Drick had taken the lead after their short interaction. Turning quickly away from Marsh and scouting around the hanger bay. Once they had made sure they were the only organic creatures moving they had turned their attention to the many doors that led in and out of the vast space. They chose a doorway that looked as if it led forwards.
There was no good reason to place a bridge of any vessel at the front of a ship. There was a lot of historical precedence, but no good reason. Space vessels had used sensors to view the outside for millenia. The reliance on a visual view had died in the early parts of the twenty-first century. Even then it was an artefact of history, an anathema. Ships did not need a real time external view except via a screen.

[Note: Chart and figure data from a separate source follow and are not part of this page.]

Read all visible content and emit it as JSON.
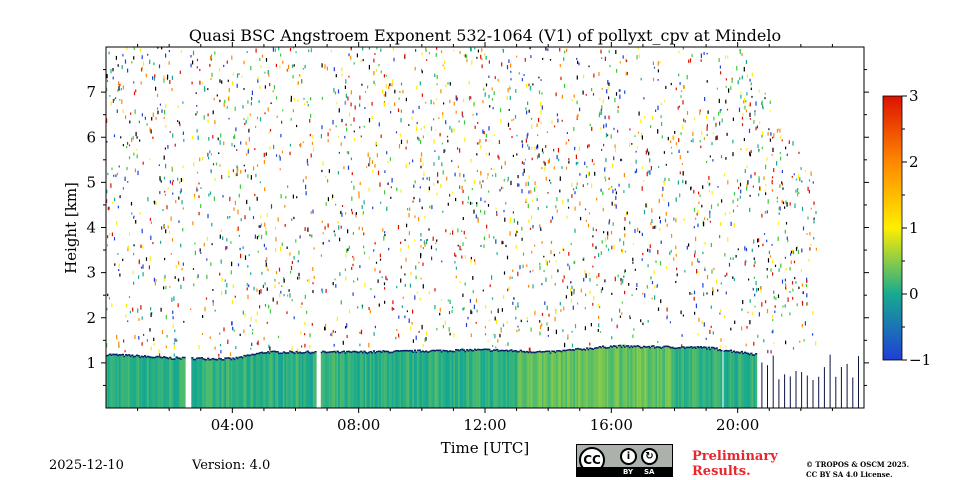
{
  "chart_data": {
    "type": "heatmap",
    "title": "Quasi BSC Angstroem Exponent 532-1064 (V1) of pollyxt_cpv at Mindelo",
    "xlabel": "Time [UTC]",
    "ylabel": "Height [km]",
    "xlim": [
      0,
      24
    ],
    "ylim": [
      0,
      8
    ],
    "x_ticks": [
      4,
      8,
      12,
      16,
      20
    ],
    "x_tick_labels": [
      "04:00",
      "08:00",
      "12:00",
      "16:00",
      "20:00"
    ],
    "y_ticks": [
      1,
      2,
      3,
      4,
      5,
      6,
      7
    ],
    "y_tick_labels": [
      "1",
      "2",
      "3",
      "4",
      "5",
      "6",
      "7"
    ],
    "colorbar": {
      "range": [
        -1,
        3
      ],
      "ticks": [
        -1,
        0,
        1,
        2,
        3
      ],
      "tick_labels": [
        "−1",
        "0",
        "1",
        "2",
        "3"
      ],
      "colormap": "jet"
    },
    "data_gaps_hours": [
      [
        2.45,
        2.65
      ],
      [
        6.6,
        6.75
      ],
      [
        19.5,
        19.55
      ]
    ],
    "boundary_layer_top_km": [
      {
        "time": 0,
        "height": 1.2
      },
      {
        "time": 2,
        "height": 1.12
      },
      {
        "time": 4,
        "height": 1.1
      },
      {
        "time": 5,
        "height": 1.25
      },
      {
        "time": 8,
        "height": 1.25
      },
      {
        "time": 12,
        "height": 1.3
      },
      {
        "time": 14,
        "height": 1.25
      },
      {
        "time": 16,
        "height": 1.38
      },
      {
        "time": 19,
        "height": 1.35
      },
      {
        "time": 20.6,
        "height": 1.2
      }
    ],
    "noise_band_km": [
      1.3,
      8
    ]
  },
  "footer": {
    "date": "2025-12-10",
    "version": "Version: 4.0",
    "license_badge": {
      "cc": "CC",
      "by": "BY",
      "sa": "SA"
    },
    "preliminary_line1": "Preliminary",
    "preliminary_line2": "Results.",
    "copyright_line1": "© TROPOS & OSCM 2025.",
    "copyright_line2": "CC BY SA 4.0 License."
  }
}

It was hundreds of years since the view of the outside was replicated in real time over the consciousness of the pilot. The pilot, if they needed to be, could be the vessel. They didn’t use their actual eyes, so why have an actual window.
But the tradition still existed. For some it was a style choice. For others it might be the desire to pilot a vessel using only their wits and real world senses. For many it was comforting to use their biological systems when experiencing some sensations. On a ship this old it was part of the tradition. The bridge was at the front on an upper deck, the engine room at the stern, lower decks.
Drick and Marsh moved through the airlock and into a main corridor. Drick’s incursion into the ship’s systems had given them a brief layout of the vessel. They needed to get to the very front of the ship and to deck four. Because of the large hanger and even larger cryo chambers there were only five decks at the bow of the ship. Towards the stern, where the vessel was expected to act as a home for the colonists during the decades of terraforming there were nearly sixty decks.
Marsh wanted to ask Drick about the comment but he had also known that he didn’t have to. They had said that they were often guided, often sent to perform a task. If it were any other person, any other time, he would have called it paranoia. But he knew Drick. Knew them well. This wasn’t paranoia. If Drick was sharing a concern or a theory then it was valid and probably correct.
So Drick, in their own words, was a puppet on a string. They were still being guided in some way. They were being shown a path here. Maybe all of this was controlled and pre-determined. Even for Marsh. Not, perhaps, every step, not every action. Drick had made it clear that the forces that did this were subtle and allowed for there to be variation. There was no precise master plan where every event was set. There were governing lines, barriers that forced the action and flow of motion into a certain path.
How an operative and those they interacted with responded to this, what they did, that was not predetermined. It was all merely placed into a matrix of acceptable outcomes.
A part of Marsh was furious at the organisation that guided Drick. Not on their behalf, on his. The notion that the only reason Drick was there to help him, to save him and uncover this entire event was because it suited some mysterious groups own ends was maddening. But on the flip side of that was the knowledge that he owed his life to that interference. How many others had there been like him before they interfered? For what reason did he even exist? How many more like him would there be in the future?
This all had to stop. He understood that. It didn’t make it any easier that he felt that, like Drick, he was also a puppet on a string. It had to stop. The creation of people like him, the whole situation. They had to know what it all meant, and it had to stop. Life was worth more. It didn’t matter if you could cheaply make it. It didn’t matter if you could clone a copy and drop into a new body. To treat existence as a commodity was just another form of slavery.